私たちの世界は、物質を構成する素粒子と、そこに働く「4つの力」(重力・電磁気力・強い核力・弱い核力)によって成り立ち、さらに力はゲージ粒子と呼ばれる素粒子の受け渡しによって生じていると考えられています。4つの力は、それぞれ大きさが桁オーダーで異なり、特に重力は極端に小さいということが知られていますが、その理由は分かっていません(階層性問題)。また、4つの力を量子論でうまく説明するためには、通常認識できている4次元(空間3次元+時間1次元)以外にも見えない次元=余剰次元の存在が必要だと考えられています。1990年代後半の大学院生当時、この余剰次元における力学や幾何学が、力の階層性を生んでいるのではないかという議論が世界中で盛んに行われていました。そこで、すでに実証されている力を説明する理論(標準理論)に対して、超対称性や力学的対称性の破れといった個別に提案されている仮説に加えて、さらに余剰次元の存在も仮定することで、大きな力と、通常であれば打ち消されてしまうようなごく小さな力とが共存しうるというモデルをいくつか提案しました。この研究で博士号を取得した後、韓国の大学で博士研究員として雇用され、職業としての研究者を目指す第一歩を踏み出しました。博士研究員時代には、それまで考慮していなかった「超重力理論」をモデル導出の際に組み込むようになり、少しずつ研究の土台を広げていきました。その後、いくつかの機関での博士研究員、助教を経て、2009年から早稲田大学に着任しました。

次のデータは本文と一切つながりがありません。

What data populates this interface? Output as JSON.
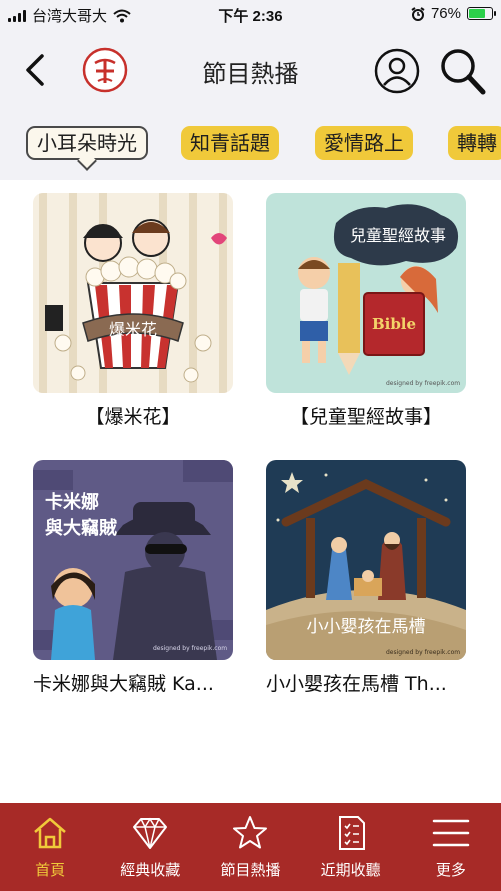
{
  "status_bar": {
    "carrier": "台湾大哥大",
    "time": "下午 2:36",
    "battery": "76%",
    "battery_level": 0.76
  },
  "header": {
    "title": "節目熱播"
  },
  "tabs": [
    {
      "label": "小耳朵時光",
      "active": true
    },
    {
      "label": "知青話題",
      "active": false
    },
    {
      "label": "愛情路上",
      "active": false
    },
    {
      "label": "轉轉",
      "active": false
    }
  ],
  "programs": [
    {
      "title": "【爆米花】",
      "art_text": "爆米花"
    },
    {
      "title": "【兒童聖經故事】",
      "art_text": "兒童聖經故事",
      "bible_text": "Bible",
      "credit": "designed by freepik.com"
    },
    {
      "title": "卡米娜與大竊賊 Ka...",
      "art_text_1": "卡米娜",
      "art_text_2": "與大竊賊",
      "credit": "designed by freepik.com"
    },
    {
      "title": "小小嬰孩在馬槽 Th...",
      "art_text": "小小嬰孩在馬槽",
      "credit": "designed by freepik.com"
    }
  ],
  "bottom_nav": [
    {
      "label": "首頁",
      "icon": "home-icon",
      "active": true
    },
    {
      "label": "經典收藏",
      "icon": "diamond-icon",
      "active": false
    },
    {
      "label": "節目熱播",
      "icon": "star-icon",
      "active": false
    },
    {
      "label": "近期收聽",
      "icon": "list-icon",
      "active": false
    },
    {
      "label": "更多",
      "icon": "menu-icon",
      "active": false
    }
  ],
  "colors": {
    "accent": "#f0c93a",
    "nav_bg": "#a72a27",
    "header_bg": "#f2f2f6"
  }
}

素粒子物理分野では大学院生も一人の自立した研究者として扱われますし、教員も「さん」付で呼ばれる文化があります。ですから、学生に対して指導する、というよりは共同研究するといった感覚なのですが、研究に限らずあらゆる場面で物事の本質を見極めて行動すること、はお薦めしています。何かが起こったときに、ただやり過ごすのではなく、何故そうなったのか・どうしたらそうなるのかなどを良く考えてから判断する癖をつけると良いのではないでしょうか。基礎科学的な物事の見方と言えますが、様々な要素や要因が複雑に絡み合った現代社会で自分を見失わないためにも、重要なことだと思っています。